In another reminder that doing business with the federal government presents unique risks, on September 22, 2017, the U.S. Justice Department announced that SolarCity Corporation had agreed to pay $29.5 million to resolve the government’s allegations that SolarCity and related entities had violated the Civil False Claims Act. (31 U.S.C. § 3729.) The allegations and settlement stem from federal grants for renewable energy projects under Section 1603 of the American Recovery and Reinvestment Act of 2009. (Public Law 111-5.)

Accordingly to DOJ’s press release, beginning in 2009, SolarCity submitted thousands of Section 1603 claims on behalf of itself and affiliated investment funds. The government alleged that SolarCity falsely overstated the cost bases of its solar energy properties in its certified Section 1603 claims to the Treasury Department, resulting in inflated grant payments from the Treasury.

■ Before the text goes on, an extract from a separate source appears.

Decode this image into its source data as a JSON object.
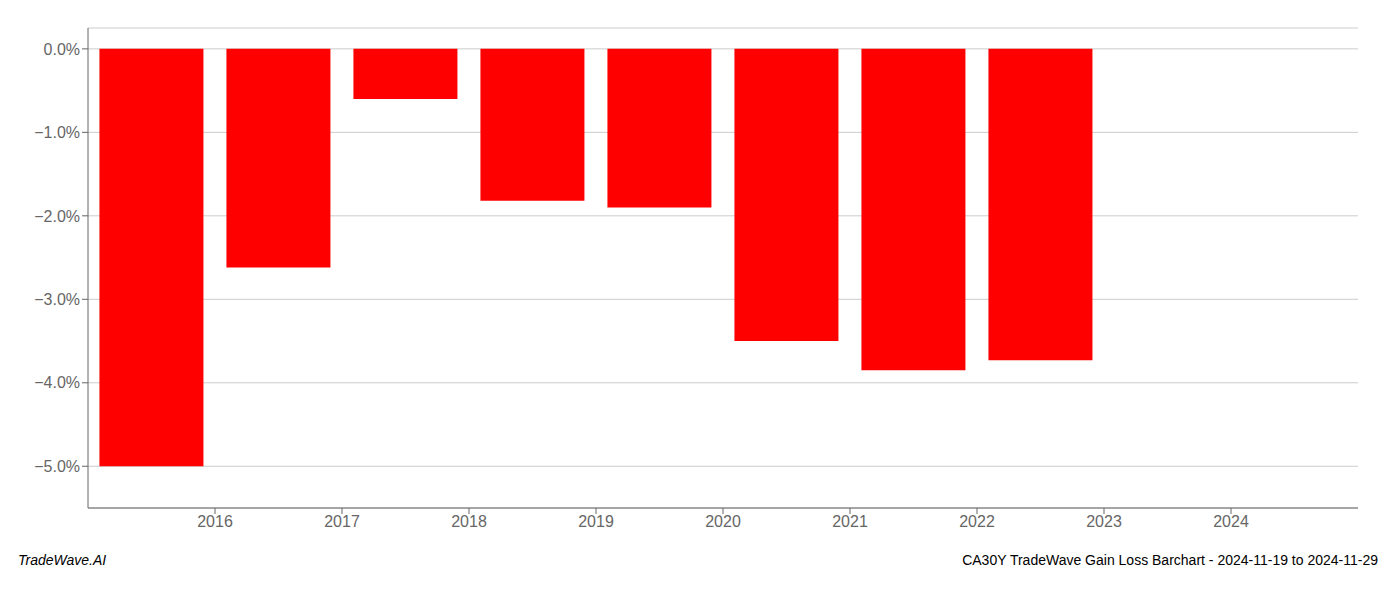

Notably, in 2013, SolarCity affiliates, Sequoia Pacific Solar I, LLC and Eiger Lease Company, filed one of approximately 25 lawsuits in the U.S. Court of Federal Claims asserting that the government had underpaid the firms for their 1603 claims. (The action is captioned Sequoia Pacific Solar I, LLC v. United States, No. 13-139C (Fed. Cl.)) In relevant part, Sequoia Pacific’s complaint alleged that the Treasury department improperly reduced the cash grant awards for its projects by approximately $14 million.

Under the Civil False Claims Act, a party that submits a false claim to the government is liable to the United States Government for a civil penalty of between $10,781 and $21,563 per false claim, plus three times the amount of damages which the Government sustains because of the act of that person. DOJ’s press release noted that as part of the settlement, SolarCity not only was required to pay the settlement amount but also was required to voluntarily dismiss its claim for damages in its Court of Federal Claims litigation.